As a youth, Danny Ahearn is a self-described misfit, “the boy with the bad skin and hooked nose and eyes too close together.” However, he also had a voice “like a fuckin’ bass drum” that briefly vaulted him at age 19 to the top of the hierarchy among the arcade’s struggling employees, “head DJ in the glass booth on the Himalaya ride, the job every young man on the beach would bleed for.”

That fame caught the attention of Linda Dubie, another arcade kid, “the most beautiful woman on the strip,” as Danny remembers her, years later:

“It wasn’t her long brown hair or her small face. It wasn’t her dark eyes or that gold chain at her throat. It was how she stood there in all that blasting music and carnival noise and talk and laughing as if she were alone somewhere quiet, just her. Then she looked off to the side like she’d remembered something important.”

After Linda accidentally becomes pregnant, she and Danny marry, and for three years they make an almost-steady family with their daughter, Susan.

But, inflamed by jealousy, Danny fatally stabs Linda one night. He is sent to prison, and Susan is raised by Linda’s mother, Lois, a lonely, overprotective, onetime beauty who smokes too much and, as time goes on, ignores her blood-pressure medication.

When Danny is paroled 15 years later, Lois yanks Susan from New Hampshire to Florida to make it tougher for her father to find her. In fact, it takes Danny—now calling himself Daniel, and in the advanced stages of prostate cancer—25 more years to pull up the courage to seek out his daughter, as the book begins.

Her name “scrapes along his bones and pokes at his old organs and it is a steady, pulsing nudge in his head.”

At age 43, Susan is an adjunct English professor, miserably trying to write both a memoir and a novel, and doubtfully married to a fellow teacher who is passionate about the avant-garde jazz saxophonist Ornette Coleman.

Learning that Daniel has written to Susan—and that Susan is seriously considering meeting with him—Lois races to block the potential reunion.

Author Dubus has been deservedly winning praise and awards for years, often for his evocation of the kind of hardscrabble working-class milieu of Gone So Long. His third book, House of Sand and Fog, was a New York Times bestseller and National Book Award finalist.

This new book’s only major flaw is that, at 480 pages, it sags and repeats at times.

Yes, the tension in the last 150 pages is almost unbearable—in a good sense. But Dubus drags out the denouement just too much: Will Daniel buy the hideous, overpriced, green summer jacket to impress Susan? And the lighter-green slacks? And the shirt “the color of cream with tiny palm trees the same color all over it”? And the belt?
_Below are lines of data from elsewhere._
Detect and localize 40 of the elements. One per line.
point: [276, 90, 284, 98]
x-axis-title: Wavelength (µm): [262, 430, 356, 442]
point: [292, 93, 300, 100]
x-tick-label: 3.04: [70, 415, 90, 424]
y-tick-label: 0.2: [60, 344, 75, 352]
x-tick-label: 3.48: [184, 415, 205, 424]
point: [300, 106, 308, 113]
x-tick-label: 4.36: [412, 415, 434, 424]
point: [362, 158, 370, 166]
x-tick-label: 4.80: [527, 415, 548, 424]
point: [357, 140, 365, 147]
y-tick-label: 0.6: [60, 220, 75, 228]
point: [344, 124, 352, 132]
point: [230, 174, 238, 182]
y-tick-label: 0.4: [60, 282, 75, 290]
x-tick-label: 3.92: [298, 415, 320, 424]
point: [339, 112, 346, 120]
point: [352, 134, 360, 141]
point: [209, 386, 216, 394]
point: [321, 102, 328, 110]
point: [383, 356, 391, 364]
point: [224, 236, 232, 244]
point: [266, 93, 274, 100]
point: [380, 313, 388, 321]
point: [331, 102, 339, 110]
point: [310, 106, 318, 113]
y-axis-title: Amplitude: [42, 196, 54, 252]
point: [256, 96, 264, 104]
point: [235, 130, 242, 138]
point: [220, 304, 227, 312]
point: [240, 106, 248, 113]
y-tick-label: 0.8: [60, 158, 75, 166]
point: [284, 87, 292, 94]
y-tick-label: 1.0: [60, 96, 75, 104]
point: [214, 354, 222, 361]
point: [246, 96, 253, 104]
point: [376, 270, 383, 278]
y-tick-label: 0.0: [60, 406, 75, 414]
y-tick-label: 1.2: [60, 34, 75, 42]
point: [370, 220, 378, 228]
And the shoes? And the sunglasses?

And how often do we need to read about Danny’s eyes and nose, or his painful urination (in lurid detail)?

As well, Susan’s unhappiness slips at times from in-depth character development to whininess.

So, some readers might indulge in a bit of careful page-skipping. Yet they shouldn’t skip too much. Once again, Dubus has produced a powerful book that will shake and punch his readers as painfully as his characters, too, are pummeled.